Cosa prevede il piano che il nuovo Governo sta valutando per estendere anche all’uomo la possibilità di andare in pensione a 58 anni.
La pensione è la meta più agognata per quasi tutti i lavoratori: dopo decenni di impegno quotidiano, orari da rispettare, incombenze più o meno gravose, finalmente arriva il momento di dare sfogo ai propri hobby e alle proprie passioni. Che siano i viaggi, lo shopping, la lettura, il ballo, dal momento in cui si va in pensione, sarà possibile dedicarsi a tutte quelle attività trascurate negli anni per mancanza di tempo.

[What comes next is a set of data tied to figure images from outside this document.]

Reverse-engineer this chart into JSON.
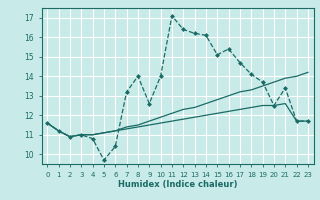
{
  "title": "",
  "xlabel": "Humidex (Indice chaleur)",
  "ylabel": "",
  "background_color": "#c8eae8",
  "grid_color": "#ffffff",
  "line_color": "#1a6b65",
  "xlim": [
    -0.5,
    23.5
  ],
  "ylim": [
    9.5,
    17.5
  ],
  "xticks": [
    0,
    1,
    2,
    3,
    4,
    5,
    6,
    7,
    8,
    9,
    10,
    11,
    12,
    13,
    14,
    15,
    16,
    17,
    18,
    19,
    20,
    21,
    22,
    23
  ],
  "yticks": [
    10,
    11,
    12,
    13,
    14,
    15,
    16,
    17
  ],
  "series": [
    [
      11.6,
      11.2,
      10.9,
      11.0,
      10.8,
      9.7,
      10.4,
      13.2,
      14.0,
      12.6,
      14.0,
      17.1,
      16.4,
      16.2,
      16.1,
      15.1,
      15.4,
      14.7,
      14.1,
      13.7,
      12.5,
      13.4,
      11.7,
      11.7
    ],
    [
      11.6,
      11.2,
      10.9,
      11.0,
      11.0,
      11.1,
      11.2,
      11.4,
      11.5,
      11.7,
      11.9,
      12.1,
      12.3,
      12.4,
      12.6,
      12.8,
      13.0,
      13.2,
      13.3,
      13.5,
      13.7,
      13.9,
      14.0,
      14.2
    ],
    [
      11.6,
      11.2,
      10.9,
      11.0,
      11.0,
      11.1,
      11.2,
      11.3,
      11.4,
      11.5,
      11.6,
      11.7,
      11.8,
      11.9,
      12.0,
      12.1,
      12.2,
      12.3,
      12.4,
      12.5,
      12.5,
      12.6,
      11.7,
      11.7
    ]
  ]
}
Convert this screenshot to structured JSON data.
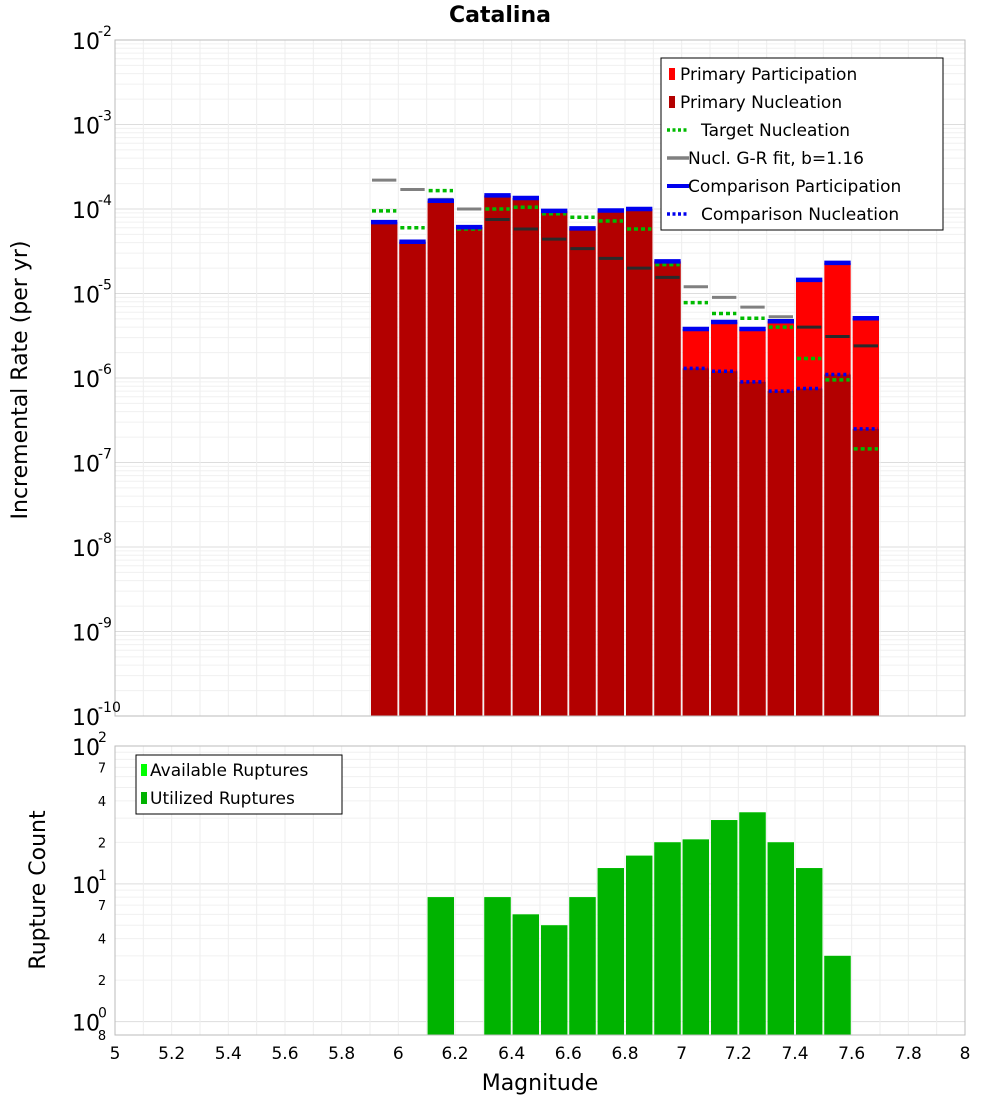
{
  "chart_data": [
    {
      "type": "bar",
      "title": "Catalina",
      "xlabel": "",
      "ylabel": "Incremental Rate (per yr)",
      "y_scale": "log",
      "xlim": [
        5,
        8
      ],
      "ylim": [
        1e-10,
        0.01
      ],
      "y_tick_exponents": [
        -10,
        -9,
        -8,
        -7,
        -6,
        -5,
        -4,
        -3,
        -2
      ],
      "grid": true,
      "legend_position": "top-right",
      "legend": [
        {
          "label": "Primary Participation",
          "color": "#ff0000",
          "style": "bar"
        },
        {
          "label": "Primary Nucleation",
          "color": "#b30000",
          "style": "bar"
        },
        {
          "label": "Target Nucleation",
          "color": "#00bb00",
          "style": "dotted"
        },
        {
          "label": "Nucl. G-R fit, b=1.16",
          "color": "#808080",
          "style": "solid"
        },
        {
          "label": "Comparison Participation",
          "color": "#0000ee",
          "style": "thick"
        },
        {
          "label": "Comparison Nucleation",
          "color": "#0000ee",
          "style": "dotted"
        }
      ],
      "bin_width": 0.1,
      "x": [
        5.95,
        6.05,
        6.15,
        6.25,
        6.35,
        6.45,
        6.55,
        6.65,
        6.75,
        6.85,
        6.95,
        7.05,
        7.15,
        7.25,
        7.35,
        7.45,
        7.55,
        7.65
      ],
      "series": [
        {
          "name": "Primary Participation",
          "values": [
            7e-05,
            4.1e-05,
            0.000125,
            6.1e-05,
            0.000145,
            0.000135,
            9.5e-05,
            5.9e-05,
            9.6e-05,
            0.0001,
            2.4e-05,
            3.8e-06,
            4.6e-06,
            3.8e-06,
            4.7e-06,
            1.45e-05,
            2.3e-05,
            5.1e-06
          ]
        },
        {
          "name": "Primary Nucleation",
          "values": [
            7e-05,
            4.1e-05,
            0.000125,
            6.1e-05,
            0.000145,
            0.000135,
            9.5e-05,
            5.9e-05,
            9.6e-05,
            0.0001,
            2.4e-05,
            1.3e-06,
            1.2e-06,
            9e-07,
            7e-07,
            7.5e-07,
            1.1e-06,
            2.5e-07
          ]
        },
        {
          "name": "Target Nucleation",
          "values": [
            9.5e-05,
            6e-05,
            0.000165,
            5.8e-05,
            0.0001,
            0.000105,
            8.8e-05,
            8e-05,
            7.2e-05,
            5.8e-05,
            2.2e-05,
            7.8e-06,
            5.8e-06,
            5.1e-06,
            4e-06,
            1.7e-06,
            9.5e-07,
            1.45e-07
          ]
        },
        {
          "name": "Nucl. G-R fit, b=1.16",
          "values": [
            0.00022,
            0.00017,
            0.00013,
            0.0001,
            7.5e-05,
            5.8e-05,
            4.4e-05,
            3.4e-05,
            2.6e-05,
            2e-05,
            1.55e-05,
            1.2e-05,
            9e-06,
            6.9e-06,
            5.3e-06,
            4e-06,
            3.1e-06,
            2.4e-06
          ]
        },
        {
          "name": "Comparison Participation",
          "values": [
            7e-05,
            4.1e-05,
            0.000125,
            6.1e-05,
            0.000145,
            0.000135,
            9.5e-05,
            5.9e-05,
            9.6e-05,
            0.0001,
            2.4e-05,
            3.8e-06,
            4.6e-06,
            3.8e-06,
            4.7e-06,
            1.45e-05,
            2.3e-05,
            5.1e-06
          ]
        },
        {
          "name": "Comparison Nucleation",
          "values": [
            7e-05,
            4.1e-05,
            0.000125,
            6.1e-05,
            0.000145,
            0.000135,
            9.5e-05,
            5.9e-05,
            9.6e-05,
            0.0001,
            2.4e-05,
            1.3e-06,
            1.2e-06,
            9e-07,
            7e-07,
            7.5e-07,
            1.1e-06,
            2.5e-07
          ]
        }
      ]
    },
    {
      "type": "bar",
      "title": "",
      "xlabel": "Magnitude",
      "ylabel": "Rupture Count",
      "y_scale": "log",
      "xlim": [
        5,
        8
      ],
      "ylim": [
        0.8,
        100
      ],
      "x_ticks": [
        "5",
        "5.2",
        "5.4",
        "5.6",
        "5.8",
        "6",
        "6.2",
        "6.4",
        "6.6",
        "6.8",
        "7",
        "7.2",
        "7.4",
        "7.6",
        "7.8",
        "8"
      ],
      "y_major_exponents": [
        0,
        1,
        2
      ],
      "y_minor_ticks": [
        {
          "label": "8",
          "value": 0.8
        },
        {
          "label": "2",
          "value": 2
        },
        {
          "label": "4",
          "value": 4
        },
        {
          "label": "7",
          "value": 7
        },
        {
          "label": "2",
          "value": 20
        },
        {
          "label": "4",
          "value": 40
        },
        {
          "label": "7",
          "value": 70
        }
      ],
      "grid": true,
      "legend_position": "top-left",
      "legend": [
        {
          "label": "Available Ruptures",
          "color": "#00ff00",
          "style": "bar"
        },
        {
          "label": "Utilized Ruptures",
          "color": "#00b300",
          "style": "bar"
        }
      ],
      "bin_width": 0.1,
      "x": [
        6.15,
        6.35,
        6.45,
        6.55,
        6.65,
        6.75,
        6.85,
        6.95,
        7.05,
        7.15,
        7.25,
        7.35,
        7.45,
        7.55
      ],
      "series": [
        {
          "name": "Available Ruptures",
          "values": [
            8,
            8,
            6,
            5,
            8,
            13,
            16,
            20,
            21,
            29,
            33,
            20,
            13,
            3
          ]
        },
        {
          "name": "Utilized Ruptures",
          "values": [
            8,
            8,
            6,
            5,
            8,
            13,
            16,
            20,
            21,
            29,
            33,
            20,
            13,
            3
          ]
        }
      ]
    }
  ]
}
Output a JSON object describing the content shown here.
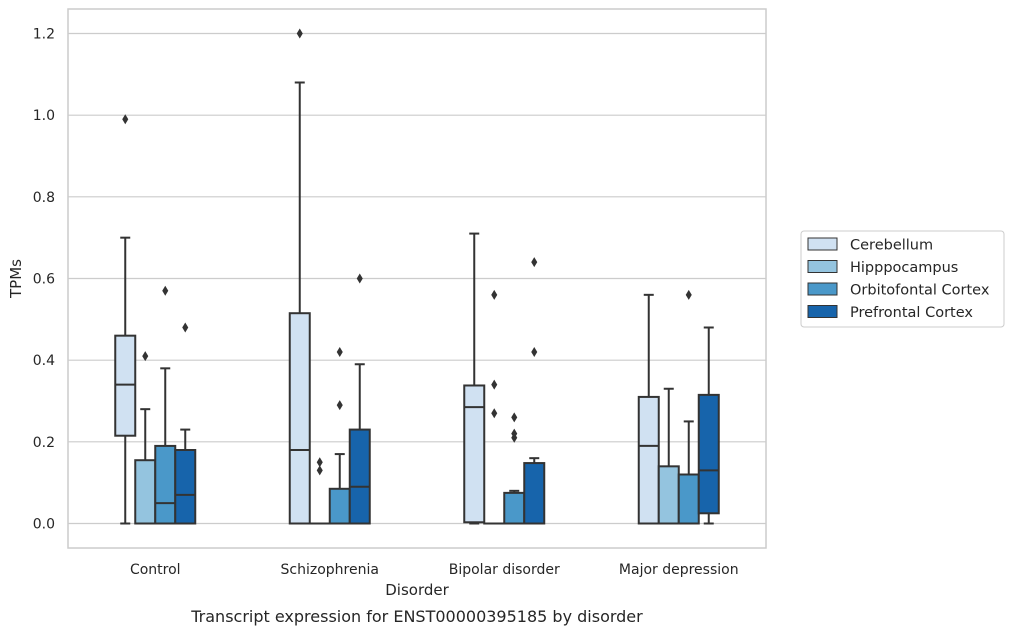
{
  "chart_data": {
    "type": "box",
    "xlabel": "Disorder",
    "ylabel": "TPMs",
    "caption": "Transcript expression for ENST00000395185 by disorder",
    "ylim": [
      -0.06,
      1.26
    ],
    "yticks": [
      0.0,
      0.2,
      0.4,
      0.6,
      0.8,
      1.0,
      1.2
    ],
    "ytick_labels": [
      "0.0",
      "0.2",
      "0.4",
      "0.6",
      "0.8",
      "1.0",
      "1.2"
    ],
    "grid": "horizontal",
    "legend_position": "right",
    "categories": [
      "Control",
      "Schizophrenia",
      "Bipolar disorder",
      "Major depression"
    ],
    "series": [
      {
        "name": "Cerebellum",
        "color": "#d0e1f2",
        "boxes": [
          {
            "whislo": 0.0,
            "q1": 0.215,
            "med": 0.34,
            "q3": 0.46,
            "whishi": 0.7,
            "fliers": [
              0.99
            ]
          },
          {
            "whislo": 0.0,
            "q1": 0.0,
            "med": 0.18,
            "q3": 0.515,
            "whishi": 1.08,
            "fliers": [
              1.2
            ]
          },
          {
            "whislo": 0.0,
            "q1": 0.003,
            "med": 0.285,
            "q3": 0.338,
            "whishi": 0.71,
            "fliers": []
          },
          {
            "whislo": 0.0,
            "q1": 0.0,
            "med": 0.19,
            "q3": 0.31,
            "whishi": 0.56,
            "fliers": []
          }
        ]
      },
      {
        "name": "Hipppocampus",
        "color": "#94c4df",
        "boxes": [
          {
            "whislo": 0.0,
            "q1": 0.0,
            "med": 0.0,
            "q3": 0.155,
            "whishi": 0.28,
            "fliers": [
              0.41
            ]
          },
          {
            "whislo": 0.0,
            "q1": 0.0,
            "med": 0.0,
            "q3": 0.0,
            "whishi": 0.0,
            "fliers": [
              0.13,
              0.15
            ]
          },
          {
            "whislo": 0.0,
            "q1": 0.0,
            "med": 0.0,
            "q3": 0.0,
            "whishi": 0.0,
            "fliers": [
              0.27,
              0.34,
              0.56
            ]
          },
          {
            "whislo": 0.0,
            "q1": 0.0,
            "med": 0.0,
            "q3": 0.14,
            "whishi": 0.33,
            "fliers": []
          }
        ]
      },
      {
        "name": "Orbitofontal Cortex",
        "color": "#4a98c9",
        "boxes": [
          {
            "whislo": 0.0,
            "q1": 0.0,
            "med": 0.05,
            "q3": 0.19,
            "whishi": 0.38,
            "fliers": [
              0.57
            ]
          },
          {
            "whislo": 0.0,
            "q1": 0.0,
            "med": 0.0,
            "q3": 0.085,
            "whishi": 0.17,
            "fliers": [
              0.29,
              0.42
            ]
          },
          {
            "whislo": 0.0,
            "q1": 0.0,
            "med": 0.0,
            "q3": 0.075,
            "whishi": 0.08,
            "fliers": [
              0.21,
              0.22,
              0.26
            ]
          },
          {
            "whislo": 0.0,
            "q1": 0.0,
            "med": 0.0,
            "q3": 0.12,
            "whishi": 0.25,
            "fliers": [
              0.56
            ]
          }
        ]
      },
      {
        "name": "Prefrontal Cortex",
        "color": "#1764ab",
        "boxes": [
          {
            "whislo": 0.0,
            "q1": 0.0,
            "med": 0.07,
            "q3": 0.18,
            "whishi": 0.23,
            "fliers": [
              0.48
            ]
          },
          {
            "whislo": 0.0,
            "q1": 0.0,
            "med": 0.09,
            "q3": 0.23,
            "whishi": 0.39,
            "fliers": [
              0.6
            ]
          },
          {
            "whislo": 0.0,
            "q1": 0.0,
            "med": 0.0,
            "q3": 0.148,
            "whishi": 0.16,
            "fliers": [
              0.42,
              0.64
            ]
          },
          {
            "whislo": 0.0,
            "q1": 0.025,
            "med": 0.13,
            "q3": 0.315,
            "whishi": 0.48,
            "fliers": []
          }
        ]
      }
    ]
  }
}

Di recente si è parlato anche della possibilità, per alcune categorie di lavoratori, di smettere di lavorare a 55 anni. Più in generale, il tema attira sempre l’attenzione di tutti e la legge Fornero, col suo limite fissato a 67 anni, ha rappresentato per lungo tempo uno dei punti più controversi della questione. Intanto, il prossimo 31 dicembre scatterà la scadenza per il raggiungimento dei requisiti di quota 102, Opzione Donna e Ape Sociale. Altrimenti, a meno che il nuovo Governo Meloni non decida di prorogare tale termine o di attuare una riforma, si tornerà alla pensione di vecchiaia a 67 anni.
L’Opzione Donna, rinnovata per il 2022, riguarda le lavoratrici dipendenti di almeno 58 anni (59 le autonome) che hanno versato 35 anni di contributi: queste potranno accedere al trattamento pensionistico anticipato con assegno calcolato interamente su sistema contributivo.
Oltre ad una proroga di tale misura, il nuovo premier e tutta la sua squadra stanno però ora valutando l’ipotesi di estenderla anche agli uomini. Anche loro potrebbero quindi andare in pensione a 58 anni, se in possesso di tutti gli altri requisiti richiesti per le donne, ma con una differenza.
Andare in pensione a 58 anni: cosa prevede il piano per l’uomo
Il meccanismo cosiddetto Opzione Uomo, previsto nel caso dei lavoratori maschi, includerebbe una riduzione dell’assegno, che Repubblica indica tra il 13% ed il 31%. Fratelli d’Italia, con la sua leader e col centrodestra starebbero comunque valutando anche un’altra possibilità: la Lega aveva infatti proposto una Quota 41 che prevede l’accesso alla pensione con un minimo di 41 anni di contributi anziché 42 anni e 10 mesi per gli uomini e 41 anni e 10 mesi per le donne.
Si tratta indubbiamente di ipotesi che intendono favorire il ricambio generazionale, ma che al momento sono da vagliare attentamente per i costi che andrebbero ad incidere sul Bilancio dello Stato. Secondo i calcoli, infatti, la cifra di 297,3 miliardi spesa quest’anno per le pensioni, l’anno prossimo raggiungerà ben 320,8 miliardi. Si parla poi di 338,3 miliardi nel 2024 e addirittura 349,8 nel 2025. In pratica, il 17,6% del Pil. Tutti dati da tenere in considerazione quando si parla di aumento della flessibilità in uscita e che rendono tali opzioni alquanto difficili da realizzare sul piano pratico.